# Fetch via HTTP and APIs

This guide shows you how to interact with HTTP APIs using [`from_http`](https://preview.docs.tenzir.com/375/375/reference/operators/from_http.md) and [`to_http`](https://preview.docs.tenzir.com/375/375/reference/operators/to_http.md) operators. You’ll learn to make GET requests, send data, handle authentication, and implement pagination for large result sets.

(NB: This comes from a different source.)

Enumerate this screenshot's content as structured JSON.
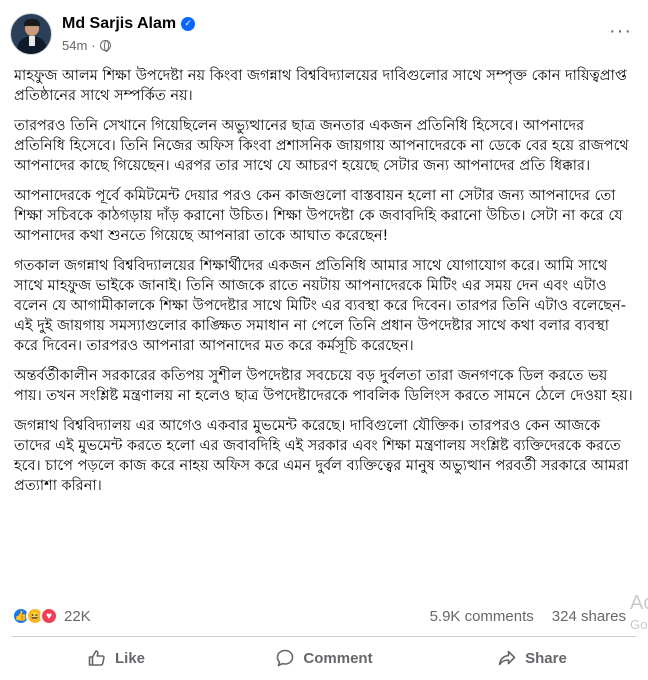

## Choosing the Right Operator

Tenzir has two HTTP client operators that share the same core client options:

* [`from_http`](https://preview.docs.tenzir.com/375/375/reference/operators/from_http.md) is a **input** operator that starts a pipeline with an HTTP request and parses the response into events. It streams response body chunks into the parser sub-pipeline as they arrive. Use it for standalone API calls and paginated API ingestion.
* [`to_http`](https://preview.docs.tenzir.com/375/375/reference/operators/to_http.md) is an **output** operator that sends all events from one invocation as a single HTTP request. It streams the request body from its printer sub-pipeline into the HTTP connection. Use it for webhooks and HTTP-based ingestion APIs, and wrap it in `every` when you want time-based batches.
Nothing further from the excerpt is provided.